What baffles me is when people are accepting of an inflation-adjusted 4% WR but think holding onto a 4% fixed mortgage is somehow 'too risky'.
I've told this story before (maybe in this thread, I can't remember) but it is well worth repeating when the subject of risk comes up. A dear friend is an MD. I wouldn't say she's mustaschian, but she's frugal and hates debt. When she got done with med school, she stayed in her student apartment and crushed her student loans. She bought nice cars, but not fancy cars and mostly saved and invested. I will say that I've observed that most doctors are pretty bad with money, because they seem to think they will always have a gusher of money in the future, so they don't think much about investing and saving, except in investing in things that they think will be home runs. A broad brush, but I think fairly accurate, so she definitely was an outlier among her peers as far as savings and investing. She told me most of her peers still are paying on their student loans, for example.
She meets a great guy who is a civil servant who makes OK money, but will never be a huge earner. They fall in love, get married, have a kid, and buy their dream house together. And by dream house, I mean dream house. It is the coolest house that anyone I've personally known has owned. It isn't particularly big or fancy, but every element of the house just works. If you walked into it, you'd think this house is totally cool. Great school district, close to work and the grandparents. It is absolutely a forever house. It was very expensive, but they bought at the bottom of the market and put down a lot of money (mostly hers).

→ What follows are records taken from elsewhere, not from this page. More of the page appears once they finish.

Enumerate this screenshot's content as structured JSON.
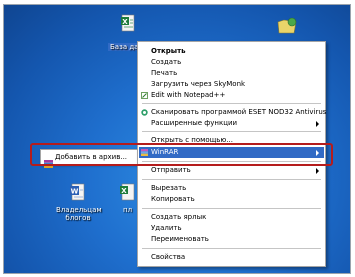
{
  "desktop": {
    "icons": [
      {
        "label": "База да",
        "icon": "excel-file-icon"
      },
      {
        "label": "Владельцам\nблогов",
        "icon": "word-file-icon"
      },
      {
        "label": "пл",
        "icon": "excel-file-icon"
      }
    ]
  },
  "context_menu": {
    "items": [
      {
        "label": "Открыть"
      },
      {
        "label": "Создать"
      },
      {
        "label": "Печать"
      },
      {
        "label": "Загрузить через SkyMonk"
      },
      {
        "label": "Edit with Notepad++"
      },
      {
        "label": "Сканировать программой ESET NOD32 Antivirus"
      },
      {
        "label": "Расширенные функции"
      },
      {
        "label": "Открыть с помощью..."
      },
      {
        "label": "WinRAR"
      },
      {
        "label": "Отправить"
      },
      {
        "label": "Вырезать"
      },
      {
        "label": "Копировать"
      },
      {
        "label": "Создать ярлык"
      },
      {
        "label": "Удалить"
      },
      {
        "label": "Переименовать"
      },
      {
        "label": "Свойства"
      }
    ]
  },
  "winrar_submenu": {
    "items": [
      {
        "label": "Добавить в архив..."
      }
    ]
  },
  "colors": {
    "highlight": "#316ac5",
    "annotation_border": "#b51c1c",
    "desktop": "#1f6fce"
  }
}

Her plan is they aggressively kill the mortgage (just like she did with her student loans) before the kid gets to college. Then they'll have income to put the kid through college. And then cut back hours and continue to save and retire on schedule but very comfortably in their dream house.
As it turns out, they are not in love anymore, can't work it out, and don't want to be married. However, the house has appreciated a lot and they live in a community property state, so separating means she would have to cut him an enormous check for his share in the equity in the house. So that means selling the dream house, and in turn that would mean moving farther away from work and the grandparents. So what they decided to do is both stay in the house as divorced parents. Neither of them want to do this, but they can't figure out how to make it work financially otherwise so they put up with a far less an ideal living arrangement. She feels like there is a financial Sword of Damocles hanging over her head. Her retirement plan, while not strictly mustashician, is still better than 95% of the populace, is dead.
If she hadn't been aggressively paying down the mortgage she could simply cut the ex-husband a check and be done. It would be a setback, but everyone would be better off. But because the money is tied up in the house, everyone is worse off. Most likely, neither one of them will wind up living in their forever house, and both will have to move farther from work, the good school district, and the grandparents.
Everyone who advocates paying down the mortgage says something along the lines of "It makes me feel better." And that's worth something, no question. But no one gets married thinking they might get divorced. No one thinks they will be the one who is laid off. No thinks they or a loved one will have an extended illness and can't work and will need expensive medical care. If the money is tied up in the house, it can be really hard, or maybe impossible to deal with those issues. Those are real risks, and they happen to real people. People who advocate paying down the mortgage without including those risks are making a mistake. A bird in the hand is worth two in the bush. And paying down the mortgage is more like one in the bush.